To rationalize this, consider a free particle of mass m =1. The Hamiltonian is then $\vec p ^2/2$, generating $$ \frac{d\vec r}{dt} = \{\vec r , \vec p ^2 \}/2 = \vec p. $$ It is simple in Cartesian coordinates, but in spherical coordinates, given the line element $$ d\vec r= \hat r ~ dr +\hat \theta ~ r d\theta + \hat \phi ~ r \sin\theta d\phi, $$ you have $$ \dot{\vec r}= \hat r ~ \dot{r} +\hat \theta ~ r \dot{\theta} + \hat \phi ~ r \sin\theta ~\dot{\phi} \\ =\vec p= \hat r ~ p_r +\hat \theta ~ \frac{1}{r} p_\theta + \hat \phi ~\frac{1}{ r \sin\theta} p_\phi ~~. $$
These are the canonical conjugate momenta gotten from the canonical procedure and, e.g., $p_\phi$ is not the projection of $\vec p$ in the direction $\phi$!

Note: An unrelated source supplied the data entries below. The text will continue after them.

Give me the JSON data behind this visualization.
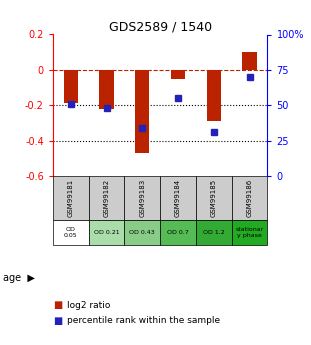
{
  "title": "GDS2589 / 1540",
  "samples": [
    "GSM99181",
    "GSM99182",
    "GSM99183",
    "GSM99184",
    "GSM99185",
    "GSM99186"
  ],
  "log2_ratio": [
    -0.19,
    -0.22,
    -0.47,
    -0.05,
    -0.29,
    0.1
  ],
  "percentile_rank": [
    51,
    48,
    34,
    55,
    31,
    70
  ],
  "age_labels": [
    "OD\n0.05",
    "OD 0.21",
    "OD 0.43",
    "OD 0.7",
    "OD 1.2",
    "stationar\ny phase"
  ],
  "age_colors": [
    "#ffffff",
    "#aaddaa",
    "#88cc88",
    "#55bb55",
    "#33aa33",
    "#22aa22"
  ],
  "bar_color": "#bb2200",
  "dot_color": "#2222bb",
  "ylim_left": [
    -0.6,
    0.2
  ],
  "ylim_right": [
    0,
    100
  ],
  "hline_y": 0.0,
  "dotted_lines": [
    -0.2,
    -0.4
  ],
  "bg_color": "#ffffff",
  "sample_bg": "#cccccc",
  "left_yticks": [
    -0.6,
    -0.4,
    -0.2,
    0.0,
    0.2
  ],
  "left_yticklabels": [
    "-0.6",
    "-0.4",
    "-0.2",
    "0",
    "0.2"
  ],
  "right_yticks": [
    0,
    25,
    50,
    75,
    100
  ],
  "right_yticklabels": [
    "0",
    "25",
    "50",
    "75",
    "100%"
  ]
}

You've seen this covariant bit before in the gradient expressed in spherical coordinates, $$ \nabla = \hat r ~ \partial_r +\hat \theta ~ \frac{1}{r} \partial_\theta + \hat \phi ~\frac{1}{ r \sin\theta} \partial_\phi , $$ not coincidentally, as it is proportional to the quantization of the momentum when you transcend classical mechanics.

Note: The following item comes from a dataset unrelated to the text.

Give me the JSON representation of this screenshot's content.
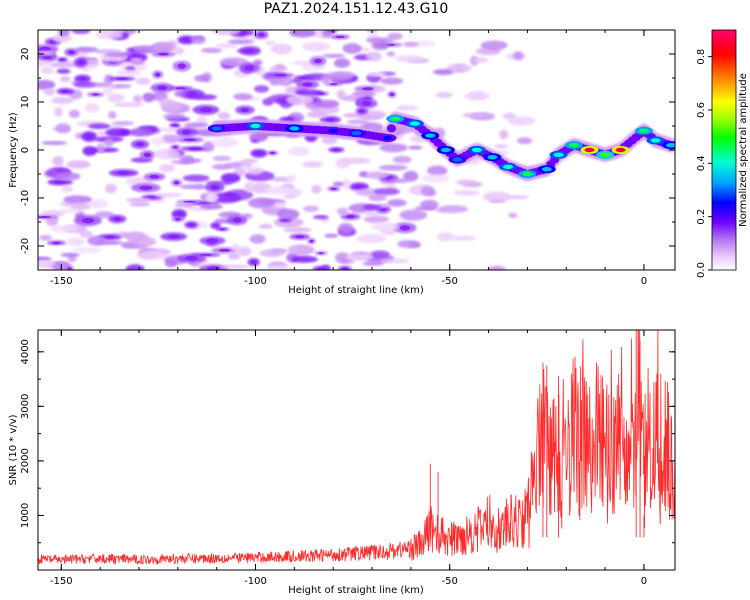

Twice the Hamiltonian is, in this language, $$ 2H= \vec p^2 = p_r^2 + \frac{p_\theta^2}{r^2} + \frac{p_\phi^2}{r^2\sin^2\theta }, $$ (and the Liouville one-form would be $\vec p \cdot d\vec r = p_r dr + p_\theta d\theta +p_\phi d\phi $. In components, $p_r=\dot{r}, \quad p_\theta /r = r \dot{\theta}, \quad p_\phi/ r \sin\theta= r\sin \theta ~ \dot{\phi} $. )
The volume element in phase space, then, by above, is $$ d^3 \vec r ~ d^3 \vec p= r^2 \sin \theta ~ dr d\theta d\phi ~ \frac{1}{r^2 \sin \theta} dp_r dp_\theta dp_\phi, $$ collapsing to the top line.